A influência de Octávio Brandão sobre os comunistas brasileiros foi imensa. O documento programático aprovado pelo PCB em seu segundo congresso, em 1926, se baseou no livro Agrarismo e industrialismo. O ascetismo de Brandão fascinava os militantes mais impressionáveis e, em certos momentos, valia como modelo de comportamento para eles.

Havia em Brandão uma autenticidade que o tornava digno de admiração. Sua abnegação chegava a comover. Sua revolta contra o elitismo da nossa sociedade revela uma coragem excepcional, nas condições de isolamento em que ele viveu. Brandão era audacioso em suas formulações e íntegro em seu caráter.

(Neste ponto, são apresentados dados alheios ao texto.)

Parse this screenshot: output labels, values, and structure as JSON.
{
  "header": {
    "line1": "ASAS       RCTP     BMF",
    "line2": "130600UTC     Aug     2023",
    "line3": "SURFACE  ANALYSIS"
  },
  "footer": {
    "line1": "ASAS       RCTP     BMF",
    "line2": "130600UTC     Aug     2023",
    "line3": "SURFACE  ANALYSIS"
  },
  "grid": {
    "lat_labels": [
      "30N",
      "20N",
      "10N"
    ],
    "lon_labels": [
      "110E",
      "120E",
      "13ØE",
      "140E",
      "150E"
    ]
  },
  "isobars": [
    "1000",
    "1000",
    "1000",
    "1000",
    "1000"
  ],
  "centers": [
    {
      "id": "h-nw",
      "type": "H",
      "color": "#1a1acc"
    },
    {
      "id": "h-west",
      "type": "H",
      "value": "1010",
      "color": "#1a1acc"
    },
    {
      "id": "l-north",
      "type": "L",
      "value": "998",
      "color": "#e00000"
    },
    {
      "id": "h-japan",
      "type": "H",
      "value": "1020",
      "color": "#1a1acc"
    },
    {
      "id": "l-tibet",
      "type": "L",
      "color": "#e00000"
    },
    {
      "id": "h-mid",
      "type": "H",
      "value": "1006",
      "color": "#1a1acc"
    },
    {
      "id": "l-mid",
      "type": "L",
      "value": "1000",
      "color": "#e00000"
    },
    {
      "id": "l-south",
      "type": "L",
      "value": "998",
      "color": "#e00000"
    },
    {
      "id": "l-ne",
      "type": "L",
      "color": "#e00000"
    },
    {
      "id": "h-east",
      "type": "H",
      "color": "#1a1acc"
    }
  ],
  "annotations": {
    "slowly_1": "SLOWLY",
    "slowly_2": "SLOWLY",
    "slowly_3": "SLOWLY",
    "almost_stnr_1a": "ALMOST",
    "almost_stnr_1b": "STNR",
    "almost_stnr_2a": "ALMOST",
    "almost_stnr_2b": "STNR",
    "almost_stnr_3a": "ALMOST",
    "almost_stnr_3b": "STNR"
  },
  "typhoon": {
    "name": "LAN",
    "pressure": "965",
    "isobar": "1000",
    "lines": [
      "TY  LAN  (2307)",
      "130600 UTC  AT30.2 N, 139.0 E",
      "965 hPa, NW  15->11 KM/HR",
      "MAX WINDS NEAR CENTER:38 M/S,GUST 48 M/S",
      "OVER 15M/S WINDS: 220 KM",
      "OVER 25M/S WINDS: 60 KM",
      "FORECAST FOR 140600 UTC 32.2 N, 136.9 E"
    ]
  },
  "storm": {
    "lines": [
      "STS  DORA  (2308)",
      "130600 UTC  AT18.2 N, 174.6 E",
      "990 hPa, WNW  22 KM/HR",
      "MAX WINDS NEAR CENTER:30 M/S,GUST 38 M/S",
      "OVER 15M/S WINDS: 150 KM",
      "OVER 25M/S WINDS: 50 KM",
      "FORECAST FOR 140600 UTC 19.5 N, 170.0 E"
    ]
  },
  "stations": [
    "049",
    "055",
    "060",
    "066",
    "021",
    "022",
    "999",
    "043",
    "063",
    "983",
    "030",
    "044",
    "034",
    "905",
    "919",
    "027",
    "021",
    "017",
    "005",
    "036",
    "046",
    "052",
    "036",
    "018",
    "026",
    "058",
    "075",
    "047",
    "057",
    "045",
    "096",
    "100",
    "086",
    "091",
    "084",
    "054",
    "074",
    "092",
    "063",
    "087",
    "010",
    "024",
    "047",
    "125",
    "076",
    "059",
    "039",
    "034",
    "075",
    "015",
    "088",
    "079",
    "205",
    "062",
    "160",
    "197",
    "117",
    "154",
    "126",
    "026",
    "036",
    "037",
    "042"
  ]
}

Era, também, obviamente insensato. Mas a insensatez evidente de tantos dos seus critérios e de tantas das suas posições nos parece reveladora de uma situação marcada pela extrema fraqueza teórica e política do marxismo no Brasil. Brandão não pode ser transformado em bode expiatório: com seus exageros e unilateralidades, ela era a expressão de um momento extremamente difícil da história do pensamento de esquerda no Brasil.

Observando-o à distância, evocando-o, examinando-lhe o estilo exaltado de ação e pensamento, hoje, nos dar conta de como é alto o preço pago pela ilusão de nos levarmos exageradamente a sério, de pensarmos que sabemos mais do que efetivamente podemos saber, de pretendermos ser mais do que realmente podemos ser.

LEANDRO KONDER
Filósofo marxista brasileiro. Doutor em Filosofia pela UFRJ. Professor da Universidade Federal Fluminense e da Pontifícia Universidade Católica do Rio de Janeiro

Uma primeira versão deste artigo foi publicada na Folha de S. Paulo, 23-6-1985.